Except for this simple structural feature, there was no significant structural similarity between the inhibitors. The set of compounds showed a narrow SAR. We note that most approved drugs for CNS have amine nitrogen atoms because they target the monoamine receptor and utilize cation transporters to penetrate the BBB. Thus, the CNS compound database shows bias toward amine nitrogen-containing compounds, we cannot draw conclusions on the importance of the amine nitrogen atom in the protein–ligand interaction.

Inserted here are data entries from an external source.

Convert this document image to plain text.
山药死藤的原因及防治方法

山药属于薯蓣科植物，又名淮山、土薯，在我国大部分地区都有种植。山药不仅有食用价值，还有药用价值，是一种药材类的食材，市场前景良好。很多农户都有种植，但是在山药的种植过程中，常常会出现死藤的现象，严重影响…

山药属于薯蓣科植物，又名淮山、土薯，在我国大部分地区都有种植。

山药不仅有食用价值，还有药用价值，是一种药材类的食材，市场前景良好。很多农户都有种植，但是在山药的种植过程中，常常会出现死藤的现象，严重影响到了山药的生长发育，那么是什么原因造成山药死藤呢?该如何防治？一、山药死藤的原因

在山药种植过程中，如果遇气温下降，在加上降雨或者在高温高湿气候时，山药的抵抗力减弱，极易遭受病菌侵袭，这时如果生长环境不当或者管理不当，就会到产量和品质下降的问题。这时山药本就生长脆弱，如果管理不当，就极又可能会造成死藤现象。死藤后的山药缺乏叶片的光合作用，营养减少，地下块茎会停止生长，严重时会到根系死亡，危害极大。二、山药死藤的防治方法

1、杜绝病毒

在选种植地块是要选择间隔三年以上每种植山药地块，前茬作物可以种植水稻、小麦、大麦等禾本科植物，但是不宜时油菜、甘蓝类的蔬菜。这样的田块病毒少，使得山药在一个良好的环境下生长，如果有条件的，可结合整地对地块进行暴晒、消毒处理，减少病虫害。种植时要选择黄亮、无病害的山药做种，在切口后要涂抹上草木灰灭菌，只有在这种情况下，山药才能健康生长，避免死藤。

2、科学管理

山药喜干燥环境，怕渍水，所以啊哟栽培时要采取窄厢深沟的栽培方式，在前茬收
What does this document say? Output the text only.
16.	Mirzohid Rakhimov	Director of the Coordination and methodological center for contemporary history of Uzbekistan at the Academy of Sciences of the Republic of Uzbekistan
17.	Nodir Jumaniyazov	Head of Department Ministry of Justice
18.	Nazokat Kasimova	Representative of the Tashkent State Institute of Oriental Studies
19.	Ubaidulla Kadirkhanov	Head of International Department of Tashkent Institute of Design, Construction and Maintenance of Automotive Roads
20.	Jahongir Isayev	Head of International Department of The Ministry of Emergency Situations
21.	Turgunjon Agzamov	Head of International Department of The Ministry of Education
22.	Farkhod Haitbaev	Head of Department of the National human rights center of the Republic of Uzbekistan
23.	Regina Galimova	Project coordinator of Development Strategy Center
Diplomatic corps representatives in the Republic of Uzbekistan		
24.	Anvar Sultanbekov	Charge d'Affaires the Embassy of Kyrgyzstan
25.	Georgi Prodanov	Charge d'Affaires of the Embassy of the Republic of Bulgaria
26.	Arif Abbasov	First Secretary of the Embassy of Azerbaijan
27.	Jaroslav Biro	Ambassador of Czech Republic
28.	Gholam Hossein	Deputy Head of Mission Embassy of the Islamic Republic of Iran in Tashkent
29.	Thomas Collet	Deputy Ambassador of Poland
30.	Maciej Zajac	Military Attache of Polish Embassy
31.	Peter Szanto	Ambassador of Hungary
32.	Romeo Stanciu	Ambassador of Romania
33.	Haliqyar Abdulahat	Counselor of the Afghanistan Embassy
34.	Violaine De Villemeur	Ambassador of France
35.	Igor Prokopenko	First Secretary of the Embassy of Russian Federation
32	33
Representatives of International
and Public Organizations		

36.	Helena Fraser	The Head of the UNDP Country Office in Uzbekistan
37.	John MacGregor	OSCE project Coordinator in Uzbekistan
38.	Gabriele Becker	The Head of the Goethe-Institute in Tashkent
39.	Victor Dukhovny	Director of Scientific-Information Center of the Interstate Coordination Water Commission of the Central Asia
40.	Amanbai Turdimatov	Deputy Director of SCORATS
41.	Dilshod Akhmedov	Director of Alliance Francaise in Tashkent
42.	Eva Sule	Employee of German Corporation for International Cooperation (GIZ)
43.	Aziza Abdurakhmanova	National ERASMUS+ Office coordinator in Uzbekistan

3D growth inhibition assays of medulloblastoma

NRSF/REST is expressed in various cancers and plays a role in medulloblastoma tumorigenesis by blocking the differentiation of stem-like cells8. Relative to 2D culture, tumor cells grown in three-dimensional (3D) culture have greater analogy to naturally occurring cells and show a phenotype of cancer stem cells43. Thus, we constructed a new forced-floating 3D culture method to generate spheroids of the DAOY human medulloblastoma cell line (ATCC)44. The 52 compounds were tested at a concentration of 10 μM against DAOY spheroids formed in 96-well culture plates (Fig. 3a). Compounds showing activity were tested at additional concentrations in a second assay (Fig. 3b).

Figure 3
figure 3

Effect of YN compounds on 3D spheroid growth of DAOY medulloblastoma cells. DAOY cells were seeded at a density of 1000 cells in 100 μl of medium into ultra-low attachment 96-well U bottom plates. Next, 10 µL of each YN compounds (300 μM in 3% DMSO), or medium was added to triplicate wells on day 1. Spheroid growth was monitored over time in a non-destructive way by a Cell3iMager scanner and scored as volume sum (volume and optical density of the single sphere). (a) Primary screening data illustrating the effect of 52 YN compounds at a concentration of 30 μM on 3D cell growth. (b) Secondary screening of active compounds at a concentration of 30, 10, 3 and 1 μM. Data after 6 days of incubation are shown.

Compounds YN28, YN29 and YN31, which had strong binding activity in the NMR experiments, showed strong DAOY growth inhibitory activity with IC50 values of 9.1 μM, 4.5 μM, and 5.1 μM, respectively. However, compound YN3, which has also had strong binding activity, did not show inhibitory activity on DAOY growth. In addition, compounds YN26, YN40, YN42 and YN45, which showed modest binding activity by NMR, showed relatively strong DAOY growth inhibitory activity with IC50 values of 18 μM, 15 μM, 16 μM, and 14 μM, respectively.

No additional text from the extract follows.